I've just taken it for a spin. The website is running very slowly (on my computer at any rate) so I presume it's getting lots of hits because it is new. I have the paper version of the Diccionario del Habla de los Argentinos published by Academia Argentina de Letras so I have been amusing myself by throwing random words from this into the new dictionary search. Generally the on-line service recognises the words and provides a clear definition - often, in my opinion, easier to follow than the DdHdlA. But it has so far failed to recognise about one in ten of the words I've entered - which is mildly ironic since the DdHdlA cites Clarin as its source for a couple of them! It's good though. Much handlier than the book for a quick look-up but not as satisfying to browse and discover new words.
I've yet to find an argentine dictionary or meet an argentine that knows the meaning of the verb "ranchar". Does anyone know the meaning of this word? Here's the context from some cumbia villera lyrics:
"Estoy pegado re jugado hasta las manos.
Ranchando con pibitos de mi palo."
-Tumbero por Yerba Brava
Debe ser una palabra negrísima... I should ask a kid from the villa.
I have the paper version of the Diccionario del Habla de los Argentinos published by Academia Argentina de Letras so I have been amusing myself by throwing random words from this into the new dictionary search.
The reason you can't find some of the words on-line is because this is not the dictionary published by the Academia de Letras. It is the dictionary that Tinta Fresca (owned by Clarin) put out a year or two ago.
I've yet to find an argentine dictionary or meet an argentine that knows the meaning of the verb "ranchar". Does anyone know the meaning of this word? Here's the context from some cumbia villera lyrics:
"Estoy pegado re jugado hasta las manos.
Ranchando con pibitos de mi palo."
-Tumbero por Yerba Brava
Debe ser una palabra negrísima... I should ask a kid from the villa.

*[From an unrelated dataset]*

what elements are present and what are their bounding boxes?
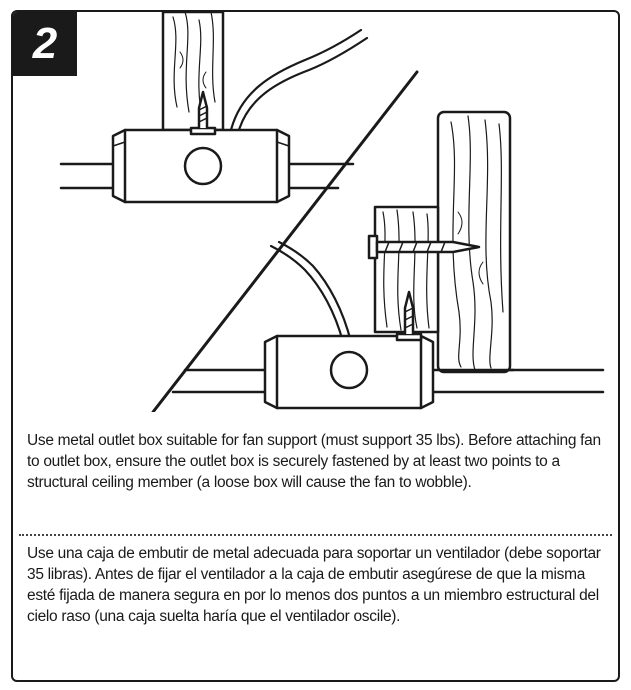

In my experience, this is a verb used especially by (some) young people in villas and of the poor working class. It means "to hang out (including, sometimes, living together on the street, for example )".
Actually, any term used with the same meaning by more than one person is considered a "word". "Ranchar", if I had to guess, is used or recognized by thousands of people. This alone makes it a word.

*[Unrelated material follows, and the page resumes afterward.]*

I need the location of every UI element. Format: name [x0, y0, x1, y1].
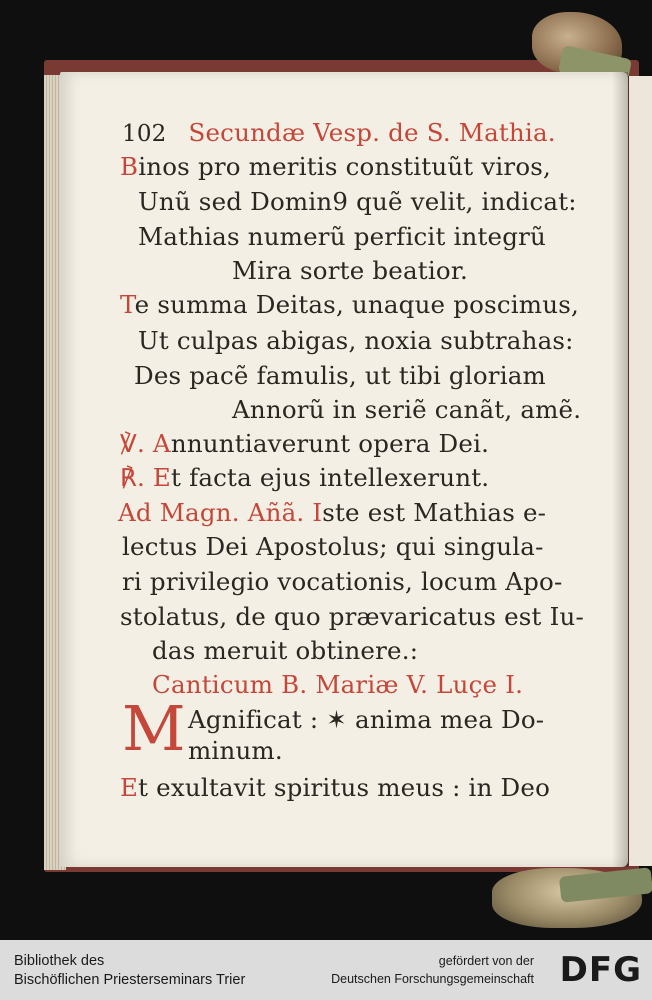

Don't think that just because you can't find it in a dictionary (or because you don't consider yourself part of the group that uses the word), that it's not a "word". All English and Spanish speakers use or readily recognize thousands of regional words that, to date, are not in dictionaries.
From my experience, this is a verb used especially by (some) young people in villas and by the lower working class. It means "to hang out (together)", agian, from what I know.
Im not jumping Joe. It was her answer, yes, it has a few classist and racist undertones, but to her that is what the word means. You know how I feel about generalizations. ha.